EWMA(t) = a * x(t) + (1-a) * EWMA(t-1)
Where,
- EWMA(t) = moving average at time t
- a = degree of mixing parameter value between 0 and 1
- x(t) = value of signal x at time t
This formula states the value of moving average at time t. Here, a parameter shows the rate at which it will calculate the older data. The value of a will be between 0 to 1.
Suppose a=1 means only the most recent data used to measure EWMA. If a is nearing 0, that means more weightage is to older data. If a is near 1, newer data has given more weightage.
Examples
Below are the examples of Exponentially Weighted Moving Average or EWMA filter. These examples shall help us understand the concept in depth.
Example #1
Let’s consider 5 data points as per the below table:
Time (t) | Observation (x) |
---|---|
1 | 40 |
2 | 45 |
3 | 43 |
4 | 31 |
5 | 20 |
And parameter a = 30% or 0.3
So EWMA(1) = 40
EWMA for time 2 is as follows:
- EWMA(2) = 0.3*45 + (1-0.3)*40.00
- = 41.5
Similarly, calculate the exponentially weighted moving average for given times:
- EWMA(3) = 0.3*43 + (1-0.3)*41.5 = 41.95
- EWMA(4) = 0.3*31 + (1-0.3)*41.95 = 38.67
- EWMA(5) = 0.3*20 + (1-0.3)*38.67 = 33.07
Example #2
We are having the temperature of a city in degrees Celsius from Sunday to Saturday. Using =10%, we will find the moving average temperature for each day of the week.Using a =10%, we will find an exponentially weighted moving average for each day in the below table:
Weekday (t) | Temperature oc (x) |
---|---|
Sunday | 24 |
Monday | 30 |
Tuesday | 36 |
Wednesday | 25 |
Thursday | 22 |
Friday | 29 |
Saturday | 30 |
Using a =10%, we will find an exponentially weighted moving average for each day in the below table:
Below is the graph showing a comparison between the actual temperature and EWMA:
As we can see, smoothing is quite strong, using =10%. In the same way, we can solve the exponentially weighted moving average for many kinds of time series or sequential datasets.
Importance
Below are a few points to consider when discussing EWMA:
- We want to get an exponentially weighted moving average for data that we want to be time ordered.
- It is beneficial in reducing noise in noisy time series data points, which can be called smooth.
- Each output is given a weightage. The more recent data is, the highest weightage it will get.
- It is quite good at detecting smaller shifts but slower at detecting large ones.
- One can use it when the subgroup sample size is greater than 1.
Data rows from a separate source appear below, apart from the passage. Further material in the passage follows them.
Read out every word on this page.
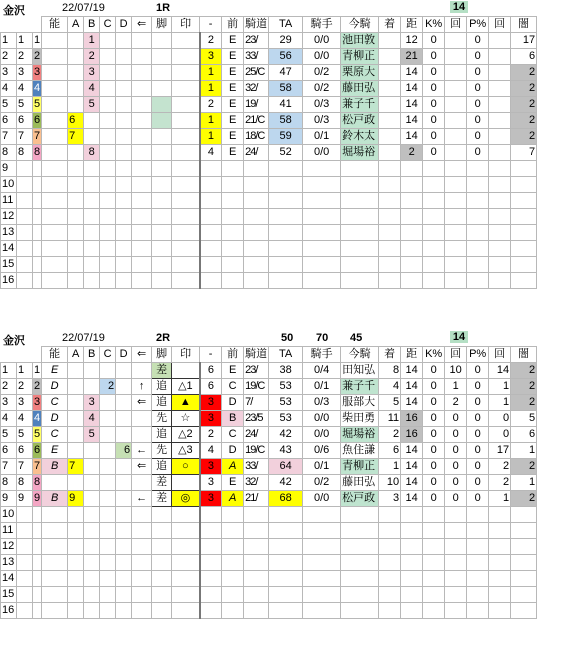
金沢	22/07/19	1R	14
			能	A	B	C	D	⇐	脚	印	-	前	騎道	TA	騎手	今騎	着	距	K%	回	P%	回	闇
1	1	1			1						2	E	23/	29	0/0	池田敦		12	0		0		17
2	2	2			2						3	E	33/	56	0/0	青柳正		21	0		0		6
3	3	3			3						1	E	25/C	47	0/2	栗原大		14	0		0		2
4	4	4			4						1	E	32/	58	0/2	藤田弘		14	0		0		2
5	5	5			5						2	E	19/	41	0/3	兼子千		14	0		0		2
6	6	6		6							1	E	21/C	58	0/3	松戸政		14	0		0		2
7	7	7		7							1	E	18/C	59	0/1	鈴木太		14	0		0		2
8	8	8			8						4	E	24/	52	0/0	堀場裕		2	0		0		7
9																							
10																							
11																							
12																							
13																							
14																							
15																							
16																							
金沢	22/07/19	2R	50 70 45	14
			能	A	B	C	D	⇐	脚	印	-	前	騎道	TA	騎手	今騎	着	距	K%	回	P%	回	闇
1	1	1	E						差		6	E	23/	38	0/4	田知弘	8	14	0	10	0	14	2
2	2	2	D			2		↑	追	△1	6	C	19/C	53	0/1	兼子千	4	14	0	1	0	1	2
3	3	3	C		3			⇐	追	▲	3	D	7/	53	0/3	服部大	5	14	0	2	0	1	2
4	4	4	D		4				先	☆	3	B	23/5	53	0/0	柴田勇	11	16	0	0	0	0	5
5	5	5	C		5				追	△2	2	C	24/	42	0/0	堀場裕	2	16	0	0	0	0	6
6	6	6	E				6	←	先	△3	4	D	19/C	43	0/6	魚住謙	6	14	0	0	0	17	1
7	7	7	B	7				⇐	追	○	3	A	33/	64	0/1	青柳正	1	14	0	0	0	2	2
8	8	8							差		3	E	32/	42	0/2	藤田弘	10	14	0	0	0	2	1
9	9	9	B	9				←	差	◎	3	A	21/	68	0/0	松戸政	3	14	0	0	0	1	2
10																							
11																							
12																							
13																							
14																							
15																							
16																							
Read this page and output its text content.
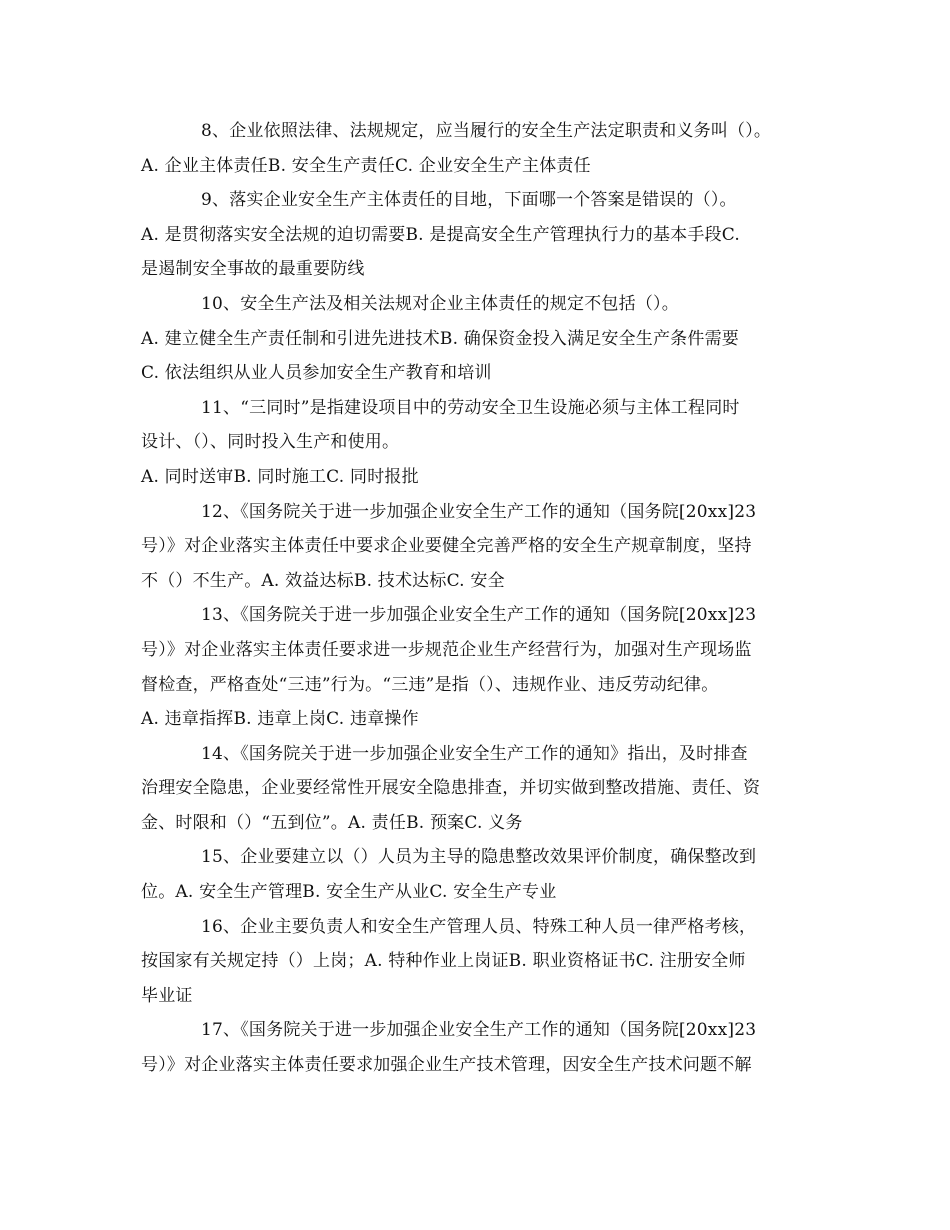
8、企业依照法律、法规规定，应当履行的安全生产法定职责和义务叫（）。
A. 企业主体责任B. 安全生产责任C. 企业安全生产主体责任
9、落实企业安全生产主体责任的目地，下面哪一个答案是错误的（）。
A. 是贯彻落实安全法规的迫切需要B. 是提高安全生产管理执行力的基本手段C.
是遏制安全事故的最重要防线
10、安全生产法及相关法规对企业主体责任的规定不包括（）。
A. 建立健全生产责任制和引进先进技术B. 确保资金投入满足安全生产条件需要
C. 依法组织从业人员参加安全生产教育和培训
11、“三同时”是指建设项目中的劳动安全卫生设施必须与主体工程同时
设计、（）、同时投入生产和使用。
A. 同时送审B. 同时施工C. 同时报批
12、《国务院关于进一步加强企业安全生产工作的通知（国务院[20xx]23
号）》对企业落实主体责任中要求企业要健全完善严格的安全生产规章制度，坚持
不（）不生产。A. 效益达标B. 技术达标C. 安全
13、《国务院关于进一步加强企业安全生产工作的通知（国务院[20xx]23
号）》对企业落实主体责任要求进一步规范企业生产经营行为，加强对生产现场监
督检查，严格查处“三违”行为。“三违”是指（）、违规作业、违反劳动纪律。
A. 违章指挥B. 违章上岗C. 违章操作
14、《国务院关于进一步加强企业安全生产工作的通知》指出，及时排查
治理安全隐患，企业要经常性开展安全隐患排查，并切实做到整改措施、责任、资
金、时限和（）“五到位”。A. 责任B. 预案C. 义务
15、企业要建立以（）人员为主导的隐患整改效果评价制度，确保整改到
位。A. 安全生产管理B. 安全生产从业C. 安全生产专业
16、企业主要负责人和安全生产管理人员、特殊工种人员一律严格考核，
按国家有关规定持（）上岗；A. 特种作业上岗证B. 职业资格证书C. 注册安全师
毕业证
17、《国务院关于进一步加强企业安全生产工作的通知（国务院[20xx]23
号）》对企业落实主体责任要求加强企业生产技术管理，因安全生产技术问题不解
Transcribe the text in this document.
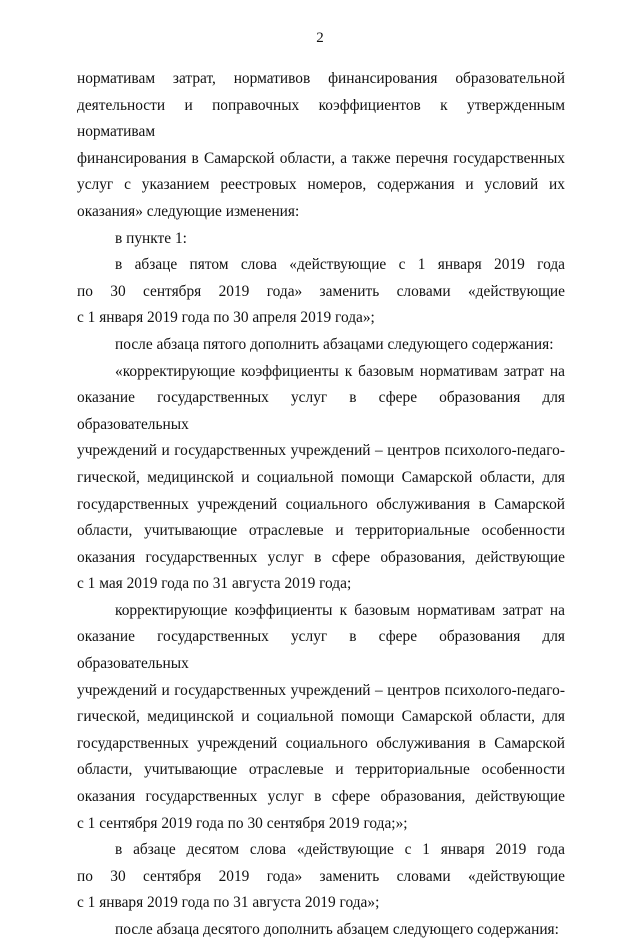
2
нормативам затрат, нормативов финансирования образовательной
деятельности и поправочных коэффициентов к утвержденным нормативам
финансирования в Самарской области, а также перечня государственных
услуг с указанием реестровых номеров, содержания и условий их
оказания» следующие изменения:
в пункте 1:
в абзаце пятом слова «действующие с 1 января 2019 года
по 30 сентября 2019 года» заменить словами «действующие
с 1 января 2019 года по 30 апреля 2019 года»;
после абзаца пятого дополнить абзацами следующего содержания:
«корректирующие коэффициенты к базовым нормативам затрат на
оказание государственных услуг в сфере образования для образовательных
учреждений и государственных учреждений – центров психолого-педаго-
гической, медицинской и социальной помощи Самарской области, для
государственных учреждений социального обслуживания в Самарской
области, учитывающие отраслевые и территориальные особенности
оказания государственных услуг в сфере образования, действующие
с 1 мая 2019 года по 31 августа 2019 года;
корректирующие коэффициенты к базовым нормативам затрат на
оказание государственных услуг в сфере образования для образовательных
учреждений и государственных учреждений – центров психолого-педаго-
гической, медицинской и социальной помощи Самарской области, для
государственных учреждений социального обслуживания в Самарской
области, учитывающие отраслевые и территориальные особенности
оказания государственных услуг в сфере образования, действующие
с 1 сентября 2019 года по 30 сентября 2019 года;»;
в абзаце десятом слова «действующие с 1 января 2019 года
по 30 сентября 2019 года» заменить словами «действующие
с 1 января 2019 года по 31 августа 2019 года»;
после абзаца десятого дополнить абзацем следующего содержания:
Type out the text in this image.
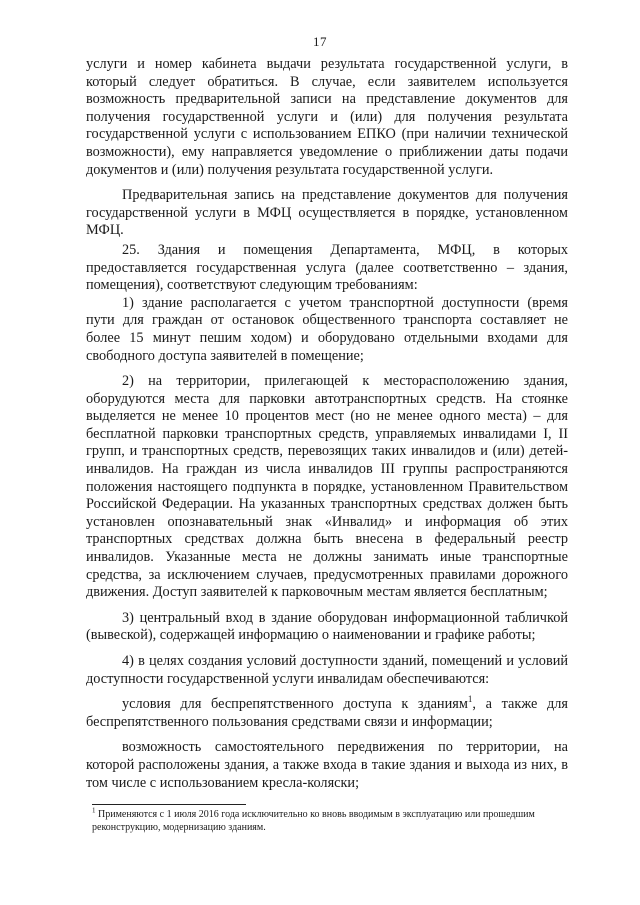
17

услуги и номер кабинета выдачи результата государственной услуги, в который следует обратиться. В случае, если заявителем используется возможность предварительной записи на представление документов для получения государственной услуги и (или) для получения результата государственной услуги с использованием ЕПКО (при наличии технической возможности), ему направляется уведомление о приближении даты подачи документов и (или) получения результата государственной услуги.

Предварительная запись на представление документов для получения государственной услуги в МФЦ осуществляется в порядке, установленном МФЦ.

25. Здания и помещения Департамента, МФЦ, в которых предоставляется государственная услуга (далее соответственно – здания, помещения), соответствуют следующим требованиям:

1) здание располагается с учетом транспортной доступности (время пути для граждан от остановок общественного транспорта составляет не более 15 минут пешим ходом) и оборудовано отдельными входами для свободного доступа заявителей в помещение;

2) на территории, прилегающей к месторасположению здания, оборудуются места для парковки автотранспортных средств. На стоянке выделяется не менее 10 процентов мест (но не менее одного места) – для бесплатной парковки транспортных средств, управляемых инвалидами I, II групп, и транспортных средств, перевозящих таких инвалидов и (или) детей-инвалидов. На граждан из числа инвалидов III группы распространяются положения настоящего подпункта в порядке, установленном Правительством Российской Федерации. На указанных транспортных средствах должен быть установлен опознавательный знак «Инвалид» и информация об этих транспортных средствах должна быть внесена в федеральный реестр инвалидов. Указанные места не должны занимать иные транспортные средства, за исключением случаев, предусмотренных правилами дорожного движения. Доступ заявителей к парковочным местам является бесплатным;

3) центральный вход в здание оборудован информационной табличкой (вывеской), содержащей информацию о наименовании и графике работы;

4) в целях создания условий доступности зданий, помещений и условий доступности государственной услуги инвалидам обеспечиваются:

условия для беспрепятственного доступа к зданиям$^1$, а также для беспрепятственного пользования средствами связи и информации;

возможность самостоятельного передвижения по территории, на которой расположены здания, а также входа в такие здания и выхода из них, в том числе с использованием кресла-коляски;

$^1$ Применяются с 1 июля 2016 года исключительно ко вновь вводимым в эксплуатацию или прошедшим реконструкцию, модернизацию зданиям.
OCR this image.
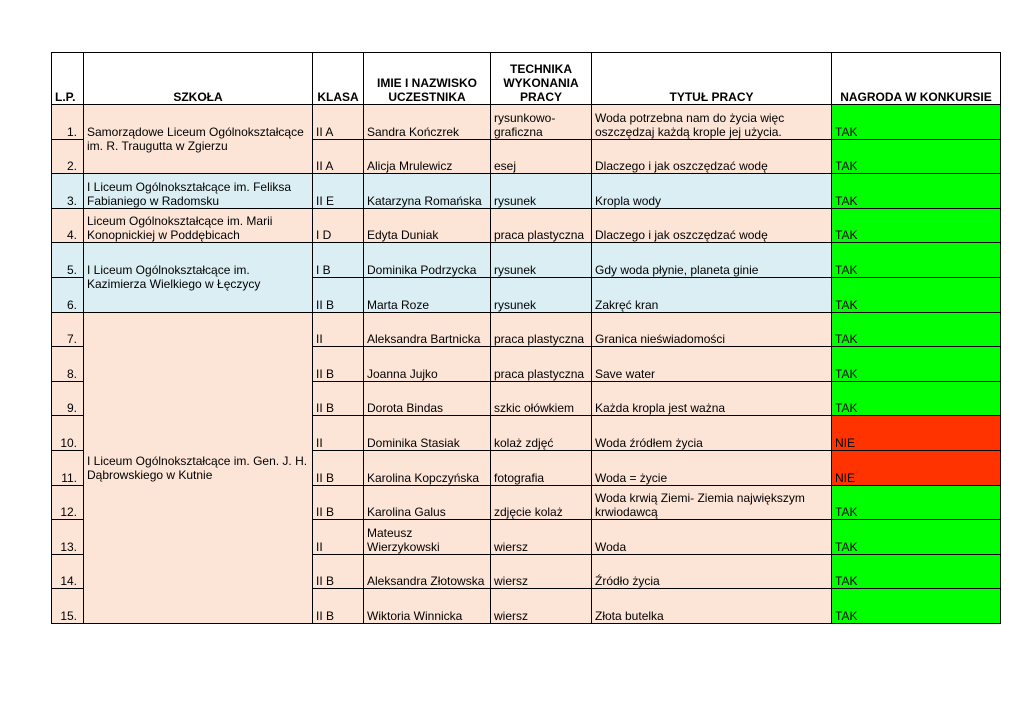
L.P.	SZKOŁA	KLASA	IMIE I NAZWISKO UCZESTNIKA	TECHNIKA WYKONANIA PRACY	TYTUŁ PRACY	NAGRODA W KONKURSIE
1.	Samorządowe Liceum Ogólnokształcące im. R. Traugutta w Zgierzu	II A	Sandra Kończrek	rysunkowo-graficzna	Woda potrzebna nam do życia więc oszczędzaj każdą krople jej użycia.	TAK
2.		II A	Alicja Mrulewicz	esej	Dlaczego i jak oszczędzać wodę	TAK
3.	I Liceum Ogólnokształcące im. Feliksa Fabianiego w Radomsku	II E	Katarzyna Romańska	rysunek	Kropla wody	TAK
4.	Liceum Ogólnokształcące im. Marii Konopnickiej w Poddębicach	I D	Edyta Duniak	praca plastyczna	Dlaczego i jak oszczędzać wodę	TAK
5.	I Liceum Ogólnokształcące im. Kazimierza Wielkiego w Łęczycy	I B	Dominika Podrzycka	rysunek	Gdy woda płynie, planeta ginie	TAK
6.		II B	Marta Roze	rysunek	Zakręć kran	TAK
7.	I Liceum Ogólnokształcące im. Gen. J. H. Dąbrowskiego w Kutnie	II	Aleksandra Bartnicka	praca plastyczna	Granica nieświadomości	TAK
8.		II B	Joanna Jujko	praca plastyczna	Save water	TAK
9.		II B	Dorota Bindas	szkic ołówkiem	Każda kropla jest ważna	TAK
10.		II	Dominika Stasiak	kolaż zdjęć	Woda źródłem życia	NIE
11.		II B	Karolina Kopczyńska	fotografia	Woda = życie	NIE
12.		II B	Karolina Galus	zdjęcie kolaż	Woda krwią Ziemi- Ziemia największym krwiodawcą	TAK
13.		II	Mateusz Wierzykowski	wiersz	Woda	TAK
14.		II B	Aleksandra Złotowska	wiersz	Źródło życia	TAK
15.		II B	Wiktoria Winnicka	wiersz	Złota butelka	TAK
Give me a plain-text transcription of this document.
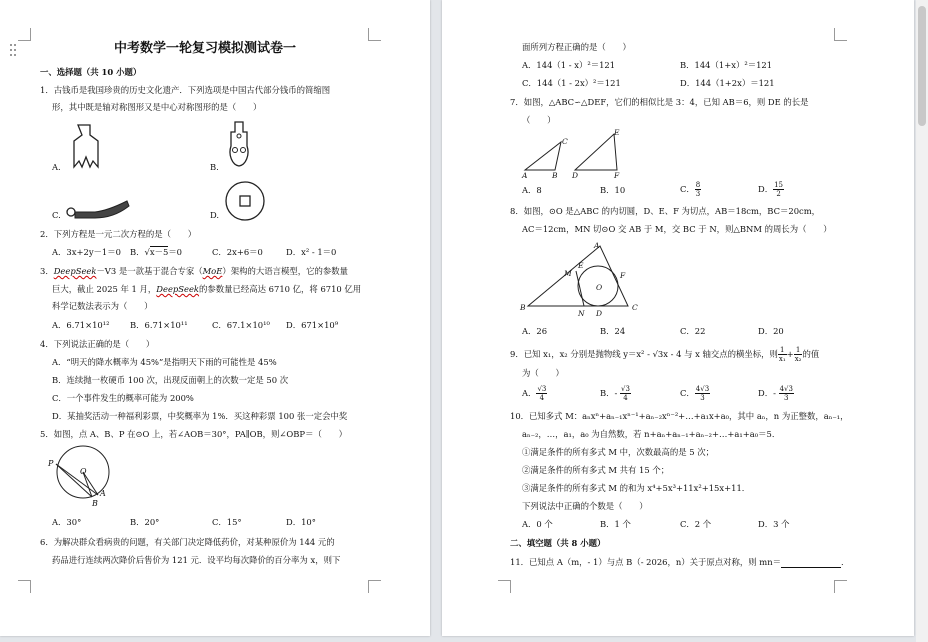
中考数学一轮复习模拟测试卷一
一、选择题（共 10 小题）
1．古钱币是我国珍贵的历史文化遗产．下列选项是中国古代部分钱币的简缩图
形，其中既是轴对称图形又是中心对称图形的是（　　）
A.	B.
C.	D.
2．下列方程是一元二次方程的是（　　）
A．3x+2y－1＝0 B．√x－5＝0	C．2x+6＝0	D．x² - 1＝0
3．DeepSeek－V3 是一款基于混合专家（MoE）架构的大语言模型，它的参数量
巨大，截止 2025 年 1 月，DeepSeek的参数量已经高达 6710 亿，将 6710 亿用
科学记数法表示为（　　）
A．6.71×10¹² B．6.71×10¹¹	C．67.1×10¹⁰ D．671×10⁹
4．下列说法正确的是（　　）
A．“明天的降水概率为 45%”是指明天下雨的可能性是 45%
B．连续抛一枚硬币 100 次，出现反面朝上的次数一定是 50 次
C．一个事件发生的概率可能为 200%
D．某抽奖活动一种福利彩票，中奖概率为 1%．买这种彩票 100 张一定会中奖
5．如图，点 A、B、P 在⊙O 上，若∠AOB＝30°，PA∥OB，则∠OBP＝（　　）
P
O
A
B
A．30°	B．20°	C．15°	D．10°
6．为解决群众看病贵的问题，有关部门决定降低药价，对某种原价为 144 元的
药品进行连续两次降价后售价为 121 元．设平均每次降价的百分率为 x，则下
面所列方程正确的是（　　）
A．144（1 - x）²＝121	B．144（1+x）²＝121
C．144（1 - 2x）²＝121	D．144（1+2x）＝121
7．如图，△ABC∽△DEF，它们的相似比是 3：4，已知 AB＝6，则 DE 的长是
（　　）
C
A	B
E
D	F
A．8	B．10	C． $\frac{8}{3}$	D． $\frac{15}{2}$
8．如图，⊙O 是△ABC 的内切圆，D、E、F 为切点，AB＝18cm，BC＝20cm，
AC＝12cm，MN 切⊙O 交 AB 于 M，交 BC 于 N，则△BNM 的周长为（　　）
A
M
E
F
O
B
N D
C
A．26	B．24	C．22	D．20
9．已知 x₁，x₂ 分别是抛物线 y＝x² - √3x - 4 与 x 轴交点的横坐标，则 $\frac{1}{\text{x₁}} + \frac{1}{\text{x₂}}$ 的值
为（　　）
A． $\frac{√3}{4}$	B．- $\frac{√3}{4}$	C． $\frac{4√3}{3}$	D．- $\frac{4√3}{3}$
10．已知多式 M：aₙxⁿ+aₙ₋₁xⁿ⁻¹+aₙ₋₂xⁿ⁻²+…+a₁x+a₀，其中 aₙ，n 为正整数，aₙ₋₁，
aₙ₋₂，…，a₁，a₀ 为自然数，若 n+aₙ+aₙ₋₁+aₙ₋₂+…+a₁+a₀＝5．
①满足条件的所有多式 M 中，次数最高的是 5 次；
②满足条件的所有多式 M 共有 15 个；
③满足条件的所有多式 M 的和为 x⁴+5x³+11x²+15x+11．
下列说法中正确的个数是（　　）
A．0 个	B．1 个	C．2 个	D．3 个
二、填空题（共 8 小题）
11．已知点 A（m，- 1）与点 B（- 2026，n）关于原点对称，则 mn＝	．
- One can use this method in chemical and day-to-day accounting processes in the real world.
- One can also use it to show website visitors' fluctuations on days of the week.
Advantages & Disadvantages
The EWMA volatility has its own set of advantages and disadvantages. Let us understand them through the discussion below.
Advantages
- One can find average using an entire history of data or output. All other charts tend to treat each data individually.
- Users can give weightage to each data point at their convenience. One can change this weightage to compare various averages.
- EWMA displays the data geometrically. Because of that, data doesn’t get affected much when outliers occur.
- Each data point in the Exponentially Weighted Moving Average represents a moving average of points.
Disadvantages
- One can only use it when continuous data is available.
- One can use it only when we want to detect a small shift in the process.
- One can use this method to calculate the average. Monitoring variance requires the user to use some other technique.